Anonymous Anonymous said...

Bill, I did a Beginner's Flash course a couple years back at TSOF. I knew then I was out of my depth because Steve O'Connor was the instructor and at one point, I got so confused and flustered, I gave up mentally and stopped trying. Now most teachers are used to success when learning things but it gave me a taste of what it's like for kids when the teacher is "talking over their head". I did get the hang of it enough later to show a couple of my Year 7 kids what I had done. One of them took the Flash demo CD home and over the weekend did a stick figure soccer game flash animation just based on my initial introduction. It blew me away and confirmed that we as teachers definitely don't need to know it all in order for kids to pick up and run with ICT. A year later, I discovered Swish and although not great at it, I found that simpler to use and create stuff with. Good luck with your course.

8:15 PM  
Anonymous Anonymous said...

Bill, my wife has been teaching flash in primary schools over here in the UK. You can find her worksheets here, and some examples of the pupil work can be found here.

7:57 AM  
Blogger Bill Kerr said...

hi steve,

pass on my thanks to your wife - I just finished her bouncing ball tutorial and it was much clearer and achieved than the online tutorials. Just what I needed.

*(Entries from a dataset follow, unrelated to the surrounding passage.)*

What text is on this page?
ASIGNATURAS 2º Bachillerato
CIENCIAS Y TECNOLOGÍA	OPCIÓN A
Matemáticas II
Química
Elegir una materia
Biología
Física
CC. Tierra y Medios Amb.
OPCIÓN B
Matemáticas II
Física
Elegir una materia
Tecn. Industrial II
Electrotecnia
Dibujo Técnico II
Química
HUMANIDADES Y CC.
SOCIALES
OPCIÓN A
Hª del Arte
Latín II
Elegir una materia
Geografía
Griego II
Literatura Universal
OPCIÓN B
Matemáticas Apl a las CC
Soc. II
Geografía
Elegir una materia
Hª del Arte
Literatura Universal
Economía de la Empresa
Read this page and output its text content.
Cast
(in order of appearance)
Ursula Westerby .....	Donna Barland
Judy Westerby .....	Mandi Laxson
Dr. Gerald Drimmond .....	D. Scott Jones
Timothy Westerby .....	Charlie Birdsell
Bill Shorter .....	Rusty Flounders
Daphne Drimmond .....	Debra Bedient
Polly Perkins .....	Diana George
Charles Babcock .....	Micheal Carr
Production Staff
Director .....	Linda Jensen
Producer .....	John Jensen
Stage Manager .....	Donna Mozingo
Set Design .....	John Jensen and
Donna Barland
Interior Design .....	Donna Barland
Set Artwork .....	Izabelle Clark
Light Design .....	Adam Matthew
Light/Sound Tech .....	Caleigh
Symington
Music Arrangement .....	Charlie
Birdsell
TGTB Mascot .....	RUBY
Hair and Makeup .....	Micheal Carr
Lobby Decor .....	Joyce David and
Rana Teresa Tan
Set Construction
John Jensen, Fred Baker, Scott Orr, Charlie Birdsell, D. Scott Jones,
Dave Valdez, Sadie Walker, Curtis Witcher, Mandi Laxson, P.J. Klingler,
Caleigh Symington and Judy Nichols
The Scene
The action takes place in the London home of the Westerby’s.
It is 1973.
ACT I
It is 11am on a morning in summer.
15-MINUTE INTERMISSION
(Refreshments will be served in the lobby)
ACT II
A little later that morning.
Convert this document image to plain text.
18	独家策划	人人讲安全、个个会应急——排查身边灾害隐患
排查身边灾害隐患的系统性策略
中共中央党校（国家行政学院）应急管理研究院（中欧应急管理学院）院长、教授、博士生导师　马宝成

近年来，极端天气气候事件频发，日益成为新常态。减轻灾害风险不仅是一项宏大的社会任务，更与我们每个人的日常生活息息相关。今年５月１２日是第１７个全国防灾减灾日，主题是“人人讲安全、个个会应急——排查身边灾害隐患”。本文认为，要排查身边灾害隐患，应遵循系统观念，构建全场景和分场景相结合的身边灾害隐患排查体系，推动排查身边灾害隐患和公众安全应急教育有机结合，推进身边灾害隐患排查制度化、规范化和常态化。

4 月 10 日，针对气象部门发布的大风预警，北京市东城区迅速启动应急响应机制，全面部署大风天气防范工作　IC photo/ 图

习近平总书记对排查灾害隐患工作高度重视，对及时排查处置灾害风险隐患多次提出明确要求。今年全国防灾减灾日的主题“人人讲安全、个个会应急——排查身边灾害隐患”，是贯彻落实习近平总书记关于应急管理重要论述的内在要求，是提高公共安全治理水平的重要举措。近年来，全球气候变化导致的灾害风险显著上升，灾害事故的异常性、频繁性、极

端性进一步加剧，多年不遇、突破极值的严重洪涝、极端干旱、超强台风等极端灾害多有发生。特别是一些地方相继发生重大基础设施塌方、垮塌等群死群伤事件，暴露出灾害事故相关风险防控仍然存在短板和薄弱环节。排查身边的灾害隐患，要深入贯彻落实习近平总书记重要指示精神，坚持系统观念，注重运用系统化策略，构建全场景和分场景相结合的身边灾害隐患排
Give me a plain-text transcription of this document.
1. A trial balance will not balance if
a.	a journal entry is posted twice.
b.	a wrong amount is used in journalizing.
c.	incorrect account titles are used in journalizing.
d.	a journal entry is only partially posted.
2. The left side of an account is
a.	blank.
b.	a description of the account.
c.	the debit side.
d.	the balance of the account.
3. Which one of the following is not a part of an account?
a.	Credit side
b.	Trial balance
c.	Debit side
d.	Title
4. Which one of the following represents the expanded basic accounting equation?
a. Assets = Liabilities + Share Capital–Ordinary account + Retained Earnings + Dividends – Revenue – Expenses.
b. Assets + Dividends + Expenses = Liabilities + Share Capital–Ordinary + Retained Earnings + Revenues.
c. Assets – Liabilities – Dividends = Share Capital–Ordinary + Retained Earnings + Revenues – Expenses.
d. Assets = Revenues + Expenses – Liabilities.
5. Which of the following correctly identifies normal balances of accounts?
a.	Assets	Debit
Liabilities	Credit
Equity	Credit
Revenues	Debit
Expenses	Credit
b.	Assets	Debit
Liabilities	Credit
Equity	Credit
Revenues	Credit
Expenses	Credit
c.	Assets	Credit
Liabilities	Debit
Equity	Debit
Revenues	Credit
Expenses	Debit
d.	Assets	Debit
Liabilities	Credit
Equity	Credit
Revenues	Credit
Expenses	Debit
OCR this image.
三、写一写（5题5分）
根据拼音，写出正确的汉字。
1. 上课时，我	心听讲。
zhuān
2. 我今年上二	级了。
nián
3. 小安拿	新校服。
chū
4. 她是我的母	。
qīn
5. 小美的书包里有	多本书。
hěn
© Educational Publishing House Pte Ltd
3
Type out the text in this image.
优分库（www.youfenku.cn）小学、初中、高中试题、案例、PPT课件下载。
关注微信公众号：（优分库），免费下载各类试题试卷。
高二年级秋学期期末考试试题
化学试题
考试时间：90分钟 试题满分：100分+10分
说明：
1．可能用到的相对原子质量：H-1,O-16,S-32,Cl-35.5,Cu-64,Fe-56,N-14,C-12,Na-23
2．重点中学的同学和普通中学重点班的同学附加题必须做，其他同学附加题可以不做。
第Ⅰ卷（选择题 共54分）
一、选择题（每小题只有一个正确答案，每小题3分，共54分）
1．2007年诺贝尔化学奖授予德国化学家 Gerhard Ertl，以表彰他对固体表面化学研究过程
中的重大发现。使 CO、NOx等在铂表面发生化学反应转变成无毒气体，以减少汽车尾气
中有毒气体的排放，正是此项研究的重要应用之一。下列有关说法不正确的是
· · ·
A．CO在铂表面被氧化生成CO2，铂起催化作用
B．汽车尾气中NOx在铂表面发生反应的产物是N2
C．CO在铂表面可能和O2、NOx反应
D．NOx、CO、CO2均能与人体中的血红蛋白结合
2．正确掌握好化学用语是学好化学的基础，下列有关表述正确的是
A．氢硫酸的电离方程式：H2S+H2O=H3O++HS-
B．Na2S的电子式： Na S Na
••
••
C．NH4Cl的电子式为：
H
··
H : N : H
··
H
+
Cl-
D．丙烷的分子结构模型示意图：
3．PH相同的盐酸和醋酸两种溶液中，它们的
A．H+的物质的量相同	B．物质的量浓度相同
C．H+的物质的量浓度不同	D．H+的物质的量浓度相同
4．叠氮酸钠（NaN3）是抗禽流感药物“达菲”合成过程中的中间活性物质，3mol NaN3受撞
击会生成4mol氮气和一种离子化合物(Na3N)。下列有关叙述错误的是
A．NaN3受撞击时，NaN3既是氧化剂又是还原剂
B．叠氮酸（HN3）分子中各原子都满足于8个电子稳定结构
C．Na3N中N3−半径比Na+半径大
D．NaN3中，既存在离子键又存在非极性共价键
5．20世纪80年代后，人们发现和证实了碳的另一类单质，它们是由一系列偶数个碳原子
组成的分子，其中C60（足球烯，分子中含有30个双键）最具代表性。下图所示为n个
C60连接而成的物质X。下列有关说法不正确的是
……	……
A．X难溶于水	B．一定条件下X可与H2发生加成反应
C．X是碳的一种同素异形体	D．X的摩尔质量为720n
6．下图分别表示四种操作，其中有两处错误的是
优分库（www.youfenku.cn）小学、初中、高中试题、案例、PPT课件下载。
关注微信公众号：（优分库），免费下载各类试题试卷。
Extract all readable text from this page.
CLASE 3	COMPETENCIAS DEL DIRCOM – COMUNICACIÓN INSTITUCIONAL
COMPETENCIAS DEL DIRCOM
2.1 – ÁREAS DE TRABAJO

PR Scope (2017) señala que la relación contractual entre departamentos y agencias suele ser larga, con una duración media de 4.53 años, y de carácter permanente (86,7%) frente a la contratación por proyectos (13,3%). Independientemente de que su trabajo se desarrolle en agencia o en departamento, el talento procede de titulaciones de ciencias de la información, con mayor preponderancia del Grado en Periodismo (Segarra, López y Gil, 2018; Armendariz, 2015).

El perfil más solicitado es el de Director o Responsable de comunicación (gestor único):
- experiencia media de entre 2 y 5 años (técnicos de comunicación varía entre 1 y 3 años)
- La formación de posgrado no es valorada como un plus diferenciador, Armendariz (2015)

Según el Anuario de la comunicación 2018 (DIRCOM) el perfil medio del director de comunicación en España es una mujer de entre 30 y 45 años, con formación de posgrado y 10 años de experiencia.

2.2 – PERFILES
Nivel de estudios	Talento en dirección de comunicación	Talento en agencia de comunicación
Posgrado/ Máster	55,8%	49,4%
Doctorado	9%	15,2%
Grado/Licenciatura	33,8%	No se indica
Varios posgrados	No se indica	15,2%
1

Hope you read this - suggest you leave an email on your blog sidebar so people can write to you direct. Write it in such a way so that you won't be spammed like I have done on my sidebar.

thanks graham, it's always hard to learn new stuff but as you say some young minds pick it up very quickly

this blogging connection has speeded up my learning of flash!

11:32 PM  
Blogger Leigh Blackall said...

Hey Bill, I have a few PDFs with MP3s that combine to make a prinatble screencast on a few things with Flash:

Importing photos, drawing and basic animation with Flash
Talking pictures

3:15 PM  
Blogger Bill Kerr said...

thanks leigh, I've bookmarked them for future use.

I'm on the Qland Games in Learning list - someone posted this great site for flash tutorials.
http://www.flashclassroom.com/
pdfs, they are very clear and useful - looks like teachers know how to write the best tutorials - macromedia Help was not helpful!